첫번째 'Id'의 제품이 거쳐간 라인과 스테이션 그리고 특징들이다.

이런 방식으로 결측치가 아닌 데이터들의 'Id'별 거쳐간 라인과 스테이션, 특징들을 10개만 확인해보자.

먼저,
iterrows()를 사용하여 모든 'Id'별로 순회하면서 확인한다.
Id는 index로 설정하였기에, idx가 제품 'Id'이고 그 제품의 모든 행이 결측치가 아니라면 공정을 거친 것이라 판단된다.
그래서 결측치가 아닌 컬럼을 각각의 라인과 스테이션 그리고 특징별로 리스트로 묶어서 확인한다.

num_iter = 0

for idx, row in X.iterrows():
    if sum(row.notnull()) > 0:
        not_null_columns = X.columns[row.notnull()] # 모든 컬럼 중 결측치가 아닌 컬럼만 가져와서
        
        # 각 공정별로 확인하여 데이터 확인
        lines = pd.Series(not_null_columns).str.split('_', expand=True).iloc[:, 0].drop_duplicates().to_list()
        stations = pd.Series(not_null_columns).str.split('_', expand=True).iloc[:, 1].drop_duplicates().to_list()
        features = pd.Series(not_null_columns).str.split('_', expand=True).iloc[:, 2].drop_duplicates().to_list()

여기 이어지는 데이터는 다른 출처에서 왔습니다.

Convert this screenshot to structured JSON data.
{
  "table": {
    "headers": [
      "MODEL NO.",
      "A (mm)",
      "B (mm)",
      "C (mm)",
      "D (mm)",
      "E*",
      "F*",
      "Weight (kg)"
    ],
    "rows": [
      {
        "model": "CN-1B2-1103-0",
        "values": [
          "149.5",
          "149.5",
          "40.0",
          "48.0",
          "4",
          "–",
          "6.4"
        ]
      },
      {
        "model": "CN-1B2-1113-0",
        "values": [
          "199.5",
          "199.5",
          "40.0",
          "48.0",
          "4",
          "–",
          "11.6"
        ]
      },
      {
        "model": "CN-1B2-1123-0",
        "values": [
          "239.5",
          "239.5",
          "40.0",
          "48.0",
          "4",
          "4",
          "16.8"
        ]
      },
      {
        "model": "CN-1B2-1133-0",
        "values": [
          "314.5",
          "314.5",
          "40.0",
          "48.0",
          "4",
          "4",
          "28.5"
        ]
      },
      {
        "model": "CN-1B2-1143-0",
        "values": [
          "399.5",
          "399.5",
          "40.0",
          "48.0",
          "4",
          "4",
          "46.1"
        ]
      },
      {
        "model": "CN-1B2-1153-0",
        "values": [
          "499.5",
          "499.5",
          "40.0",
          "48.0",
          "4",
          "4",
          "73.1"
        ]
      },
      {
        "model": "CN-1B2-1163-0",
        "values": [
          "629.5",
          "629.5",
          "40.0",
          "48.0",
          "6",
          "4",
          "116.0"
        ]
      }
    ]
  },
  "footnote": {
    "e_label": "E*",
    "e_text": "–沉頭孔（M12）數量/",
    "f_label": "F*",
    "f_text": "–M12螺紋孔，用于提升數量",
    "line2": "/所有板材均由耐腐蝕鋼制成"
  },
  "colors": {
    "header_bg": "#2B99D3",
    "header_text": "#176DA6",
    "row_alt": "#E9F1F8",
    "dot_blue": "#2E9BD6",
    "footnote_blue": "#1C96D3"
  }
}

        print(idx, lines, stations, features)

        if num_iter > 10:
            break
    num_iter += 1

데이터를 전처리 할 때에는 특징은 제외하고 스테이션까지 하기로 한다.

'Id'별 거쳐간 라인과 스테이션 그리고 특징들이다.
아래는 제품 'Id'별로 라인은 같은 라인의 공정이지만 스테이션이 각각 다른 것을 볼 수 있다.
이것이 불량을 확인하는데 있어 중요한 변수가 될 것이라 예상한다.

'Id'별 거쳐간 스테이션 확인

제품 'Id'별 거쳐간 스테이션 데이터를 정리해보자.

'Id'별로 거쳐간 스테이션은 각각 다르기 때문에 데이터를 통합할 때 어려움이 있다.
그래서 모든 스테이션 중에서 'Id'별 거쳐간 스테이션이라면 1로 아니면 0으로 데이터를 정리한다.

모든 스테이션의 집합을 리스트로 정리한다.

total_stations = []

for line in line_station_feature_dict.keys():
    total_stations += line_station_feature_dict[line]['station'] # 라인별 스테이션이 모두 다르다는 것은 위에서 이미 확인을 하였다.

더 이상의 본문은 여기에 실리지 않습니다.